Nearly all apples are cultivated using a technique called grafting.  Grafting means that stems, bearing the desired qualities of the fruit, are attached to healthy root stock of the same plant variety.  This technique is used because apples demonstrate a quality called extreme heterozygosity in which the apples display characteristics that are much different than that of their parent DNA.  So, in order to cultivate a variety that is widely enjoyed, fruit growers must graft their favorite apples on to healthy root stock.  You can read more about fruit tree grafting here: http://pubs.cas.psu.edu/freepubs/pdfs/uj255.pdf.  In our orchard, we have six kinds of apples (Malus domestica), all growing from the same roots.  Click this link to see a drawing our student, Humberto, created for our records: 6-type apple tree drawing.

 

Graft site on apple tree.

Graft site on apple tree.

 

Pears

Legend has it, planting a pear tree is good luck.  So, we have two in our orchard and they are both Kieffer Pears (Pyrus sp.).  Kieffer pears are a hybrid variety that was developed by cross breeding Oriental and European sand pears.  To cultivate a strong crop of any kind of fruit, careful attention should be paid to how the tree is cared for in its early years.  Here is a great guide on training and pruning fruit trees: http://learningstore.uwex.edu/assets/pdfs/A1959.pdf.

Keiffer Pear

Our Kieffer Pear tree has lots of fruit already!

Blackberries

Blackberries (Rubus sp.) have one of the highest antioxidant levels of all the fruits (http://bit.ly/16GA2ai). Antioxidants protect our bodies against free radicals which can be damaging to cells and can lead to diseases such as heart disease and cancer.  Blackberries are also high in vitamin K, an important factor in blood clotting.  Nobel Prize winning poet, Seamus Heaney, wrote a poem about blackberry picking and you can listen to it here: http://www.npr.org/templates/story/story.php?storyId=4818965.

Blackberry foliage

Blackberry foliage

Paw Paw

We have two Common Paw Paw (Asimina triloba) trees in our orchard.  The tree grows really well in wet soil and is native to the Northeast region.  When the large purple flowers are fertilized they turn into big edible fruits kind of like bananas.  Chilled Paw Paw fruit is even said to be George Washington’s favorite dessert!  You can read more about the Paw Paw here: http://www.crfg.org/pubs/ff/pawpaw.html.
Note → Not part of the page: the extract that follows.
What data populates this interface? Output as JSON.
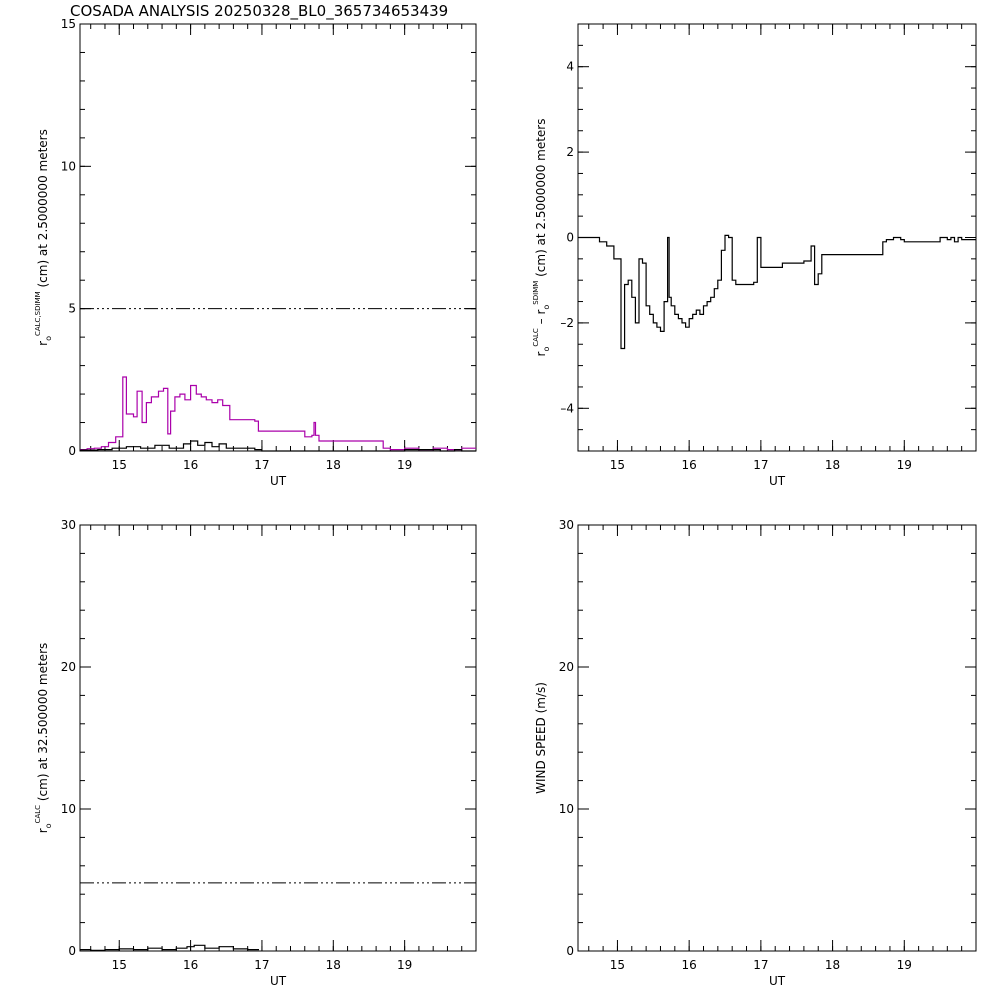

Leaves of the Paw Paw tree

Leaves of the Paw Paw tree

Plum

We have two varieties of plums growing in our orchard; the Santa Rosa Plum  (Prunus salicina ‘Santa Rosa’, and the Italian Prune Plum (Prunus domesticus).  Both plums are delicious when eaten raw but the Italian Prune Plums are specially grown to be dried and eaten as prunes. If you tasted each side by side you might find that the Santa Rosa Plum is slightly sweeter and less  acidic than the Italian Prune Plum.  You can read more about the care of plum trees here: http://www.almanac.com/plant/plums

 

hum and kent small

Humberto and Kent planting a Plum tree.